"Opportunities to start these important conversations need to be created and normalised, along with initiatives that support early planning at every age to ensure both we and our loved ones are better prepared for the inevitable day."
MetLife’s The Last Word, Tackling the death and funeral planning taboo report 2023 explores the “one thing we can be certain of in life,” and how funeral planning is a “taboo topic many of us are still uncomfortable with.”
Conducting research amongst 2,000 adults in the UK, the insurer found that people seem to “worry more about protecting belongings, and insuring against events that might never happen – like having phones stolen or homes burgled.” Yet, rarely does anyone take the time to think about the biggest certainty – what we leave behind.
When asked about their final wishes, 22% of those surveyed said they simply ‘don’t want to think about it’, while 14% said it was ‘too uncomfortable to talk about’ and that discussing plans would upset people. Likewise, 6% were concerned their wishes would cause tension and arguments amongst loved ones, 12% weren’t sure ‘where to begin’, 9% didn’t know how to bring up the subject, 8% said they didn’t want to ‘tempt fate’, and 4% were concerned their wishes wouldn’t be understood.

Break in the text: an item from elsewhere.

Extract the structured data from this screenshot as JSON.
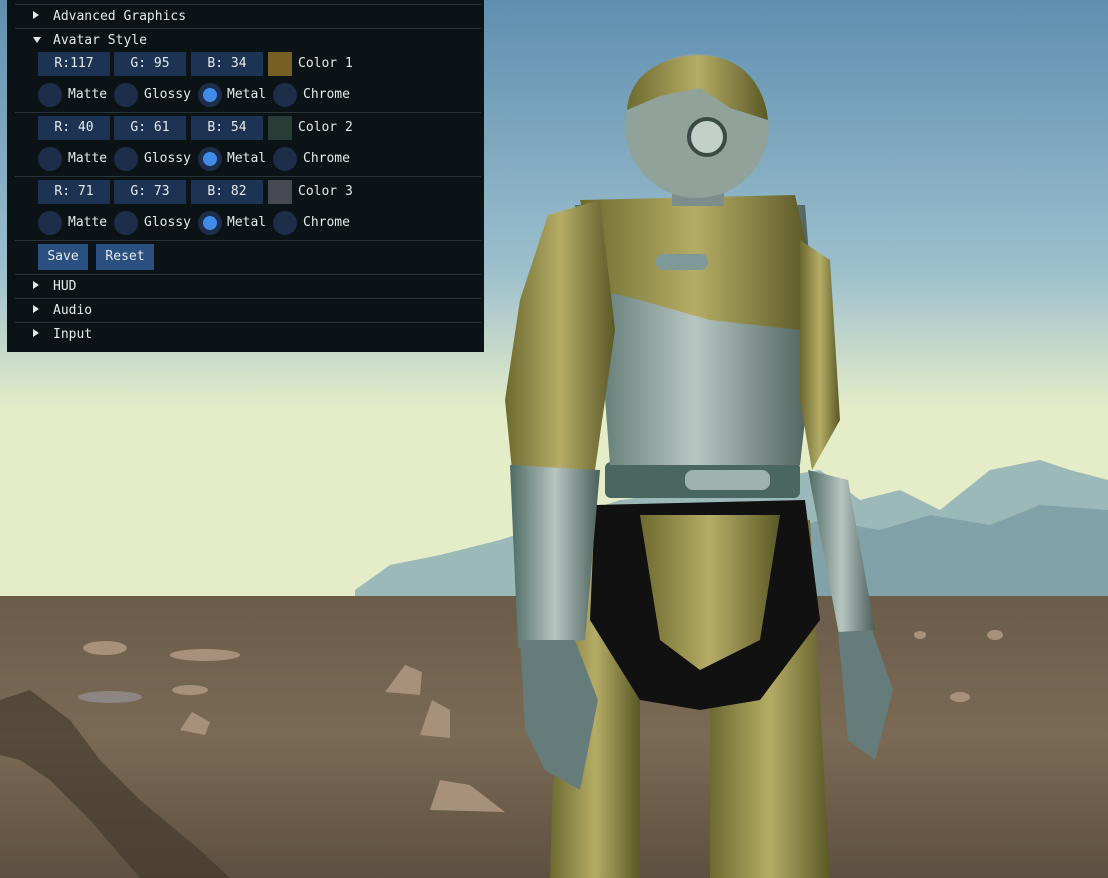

Unsurprisingly, MetLife found that 62% of adults were most comfortable speaking with family, followed by friends (60%), siblings (54%), work colleague (36%), spouse/partner (34%), and employer (29%). The insurer felt this demonstrated that these conversations “at a basic level are clearly being had in pockets, but it certainly isn’t the norm for everyone.”

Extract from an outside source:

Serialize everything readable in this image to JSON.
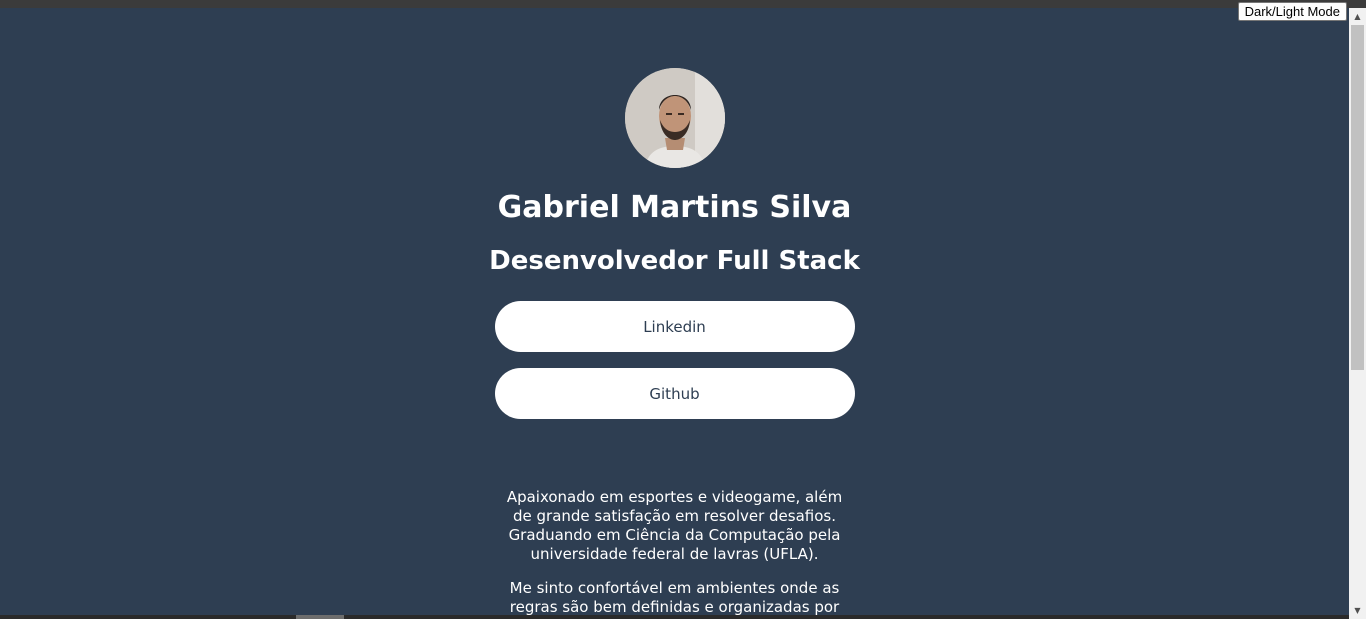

Considering that 51% of those surveyed said they weren’t aware of any wishes from loved ones that had passed away – even if those wishes were to say they didn’t have any – MetLife believes thousands of families are facing a “stressful guessing game” everyday when all they want is to do their loved one’s justice. Of those surveyed, 31% agreed that funeral planning added stress to what was already a difficult and upsetting time, while 25% said they struggle to make decisions at the same time as trying to grieve.

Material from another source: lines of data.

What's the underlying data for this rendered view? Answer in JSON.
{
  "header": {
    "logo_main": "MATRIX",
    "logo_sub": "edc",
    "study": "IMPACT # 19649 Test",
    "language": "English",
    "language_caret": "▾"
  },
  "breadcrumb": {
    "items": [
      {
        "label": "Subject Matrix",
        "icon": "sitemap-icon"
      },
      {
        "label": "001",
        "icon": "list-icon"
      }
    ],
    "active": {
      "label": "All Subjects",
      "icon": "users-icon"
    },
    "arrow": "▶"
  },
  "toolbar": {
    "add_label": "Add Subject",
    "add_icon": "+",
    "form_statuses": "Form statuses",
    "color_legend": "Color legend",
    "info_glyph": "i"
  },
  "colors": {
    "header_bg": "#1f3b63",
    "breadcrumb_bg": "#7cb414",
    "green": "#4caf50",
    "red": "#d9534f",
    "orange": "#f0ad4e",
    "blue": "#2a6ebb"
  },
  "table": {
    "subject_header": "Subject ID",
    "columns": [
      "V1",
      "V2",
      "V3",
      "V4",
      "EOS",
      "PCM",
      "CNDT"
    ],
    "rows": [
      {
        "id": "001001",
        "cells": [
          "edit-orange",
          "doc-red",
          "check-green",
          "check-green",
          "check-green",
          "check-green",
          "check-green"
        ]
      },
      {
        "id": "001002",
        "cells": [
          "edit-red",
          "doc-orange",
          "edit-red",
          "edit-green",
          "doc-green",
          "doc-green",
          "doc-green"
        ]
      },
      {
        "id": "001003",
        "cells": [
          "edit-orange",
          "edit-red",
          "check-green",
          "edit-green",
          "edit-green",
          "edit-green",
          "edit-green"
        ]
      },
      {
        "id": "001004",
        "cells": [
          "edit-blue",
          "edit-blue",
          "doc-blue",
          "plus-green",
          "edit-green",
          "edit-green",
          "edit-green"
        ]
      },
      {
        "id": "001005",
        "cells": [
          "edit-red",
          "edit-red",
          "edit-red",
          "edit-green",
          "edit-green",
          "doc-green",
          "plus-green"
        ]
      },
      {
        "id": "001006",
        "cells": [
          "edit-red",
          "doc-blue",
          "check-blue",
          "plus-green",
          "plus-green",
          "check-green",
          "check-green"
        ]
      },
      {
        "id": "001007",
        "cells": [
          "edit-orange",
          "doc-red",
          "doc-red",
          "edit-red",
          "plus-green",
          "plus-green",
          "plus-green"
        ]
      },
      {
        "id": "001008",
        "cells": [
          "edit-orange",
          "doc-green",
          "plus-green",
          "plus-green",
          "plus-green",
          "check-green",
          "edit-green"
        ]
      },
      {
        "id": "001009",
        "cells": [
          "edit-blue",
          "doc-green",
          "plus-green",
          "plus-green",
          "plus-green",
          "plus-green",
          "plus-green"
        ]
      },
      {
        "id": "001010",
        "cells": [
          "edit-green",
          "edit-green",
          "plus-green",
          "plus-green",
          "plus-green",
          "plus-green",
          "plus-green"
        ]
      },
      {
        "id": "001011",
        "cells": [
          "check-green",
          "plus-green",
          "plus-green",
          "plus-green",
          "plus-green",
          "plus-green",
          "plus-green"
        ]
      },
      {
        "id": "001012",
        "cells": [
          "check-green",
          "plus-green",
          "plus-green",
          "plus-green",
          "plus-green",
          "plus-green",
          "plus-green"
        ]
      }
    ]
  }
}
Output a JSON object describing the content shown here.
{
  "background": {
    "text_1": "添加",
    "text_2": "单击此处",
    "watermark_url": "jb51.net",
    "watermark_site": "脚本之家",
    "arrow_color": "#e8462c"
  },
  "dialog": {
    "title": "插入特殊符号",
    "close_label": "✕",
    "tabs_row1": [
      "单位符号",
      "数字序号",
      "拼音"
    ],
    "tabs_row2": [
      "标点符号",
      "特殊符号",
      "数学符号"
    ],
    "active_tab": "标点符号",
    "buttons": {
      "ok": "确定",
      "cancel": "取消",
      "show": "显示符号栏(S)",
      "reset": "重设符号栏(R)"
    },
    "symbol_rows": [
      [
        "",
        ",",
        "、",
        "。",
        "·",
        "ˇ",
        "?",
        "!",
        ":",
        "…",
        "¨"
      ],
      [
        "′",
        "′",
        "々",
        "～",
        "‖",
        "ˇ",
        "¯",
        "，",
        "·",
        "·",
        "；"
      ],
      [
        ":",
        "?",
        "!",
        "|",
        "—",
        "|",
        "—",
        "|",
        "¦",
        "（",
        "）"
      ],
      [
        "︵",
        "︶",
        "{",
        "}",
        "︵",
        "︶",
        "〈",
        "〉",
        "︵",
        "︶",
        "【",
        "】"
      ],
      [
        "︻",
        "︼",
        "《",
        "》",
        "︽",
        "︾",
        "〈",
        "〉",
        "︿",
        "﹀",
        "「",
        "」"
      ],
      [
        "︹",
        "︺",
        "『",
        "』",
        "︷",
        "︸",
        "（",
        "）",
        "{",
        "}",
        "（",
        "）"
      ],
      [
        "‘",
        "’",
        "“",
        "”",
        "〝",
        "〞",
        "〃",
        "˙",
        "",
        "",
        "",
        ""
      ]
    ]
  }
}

Questioning whether funeral and after-life planning and talking with loved ones were separate affairs, MetLife asked whether ‘silent planning’ was taking place. Sadly, while 5% said they had already planned their funeral, over 30% admitted that they hadn’t even thought about it yet. Furthermore, only 15% had written a will outlining their wishes, leaving 85% of families vulnerable. MetLife stressed that dying intestate, at any age, risks everything you’ve built up over time not passing to those you want it to. This could lead to heartache, financial hardship, and administrative stress, especially considering most people (86%) hadn’t shared or told family members where they could find important documents. This has reportedly led to denied access to social media, bank accounts, will and deeds, and photo albums.
MetLife believes this research makes clear the difference having conversations and planning earlier could have on those we leave behind, highlighting that personal funeral preferences will undoubtedly reduce the stress and guess work for grieving loved ones.
Commenting on these findings, Adrian Matthews, head of employee benefits at MetLife, has said:
“Losing someone close to us is something that none of us want to think about, let alone discuss, regardless of our age. Yet one thing we can be certain of in life is our death and the inevitable impact this will have on our families, so it’s important that we open up the conversation, tackling it head-on so that we talk about it to help minimise the impact on those left behind.
“We naturally take out insurance on events that may never happen, such as to protect our car, home or mobile phone, but we don’t talk about or plan for certainties that will, like death or funeral planning.
“So why is it we often ignore the emotional protection that could support our loved ones – by having the conversation about our wishes and thoughts, so that when the time comes, they can focus on grieving for their loss, not trying to contemplate how to best say goodbye.
“Our report identifies the impact of having those conversations earlier. By sharing our wishes and being better prepared - we can be more confident we are arming those we love most with the information and support they will need.
“Unfortunately, nothing will ever ease the pain of losing someone we love, but planning and understanding one's wishes, can go some way to making an emotionally challenging time a little easier.”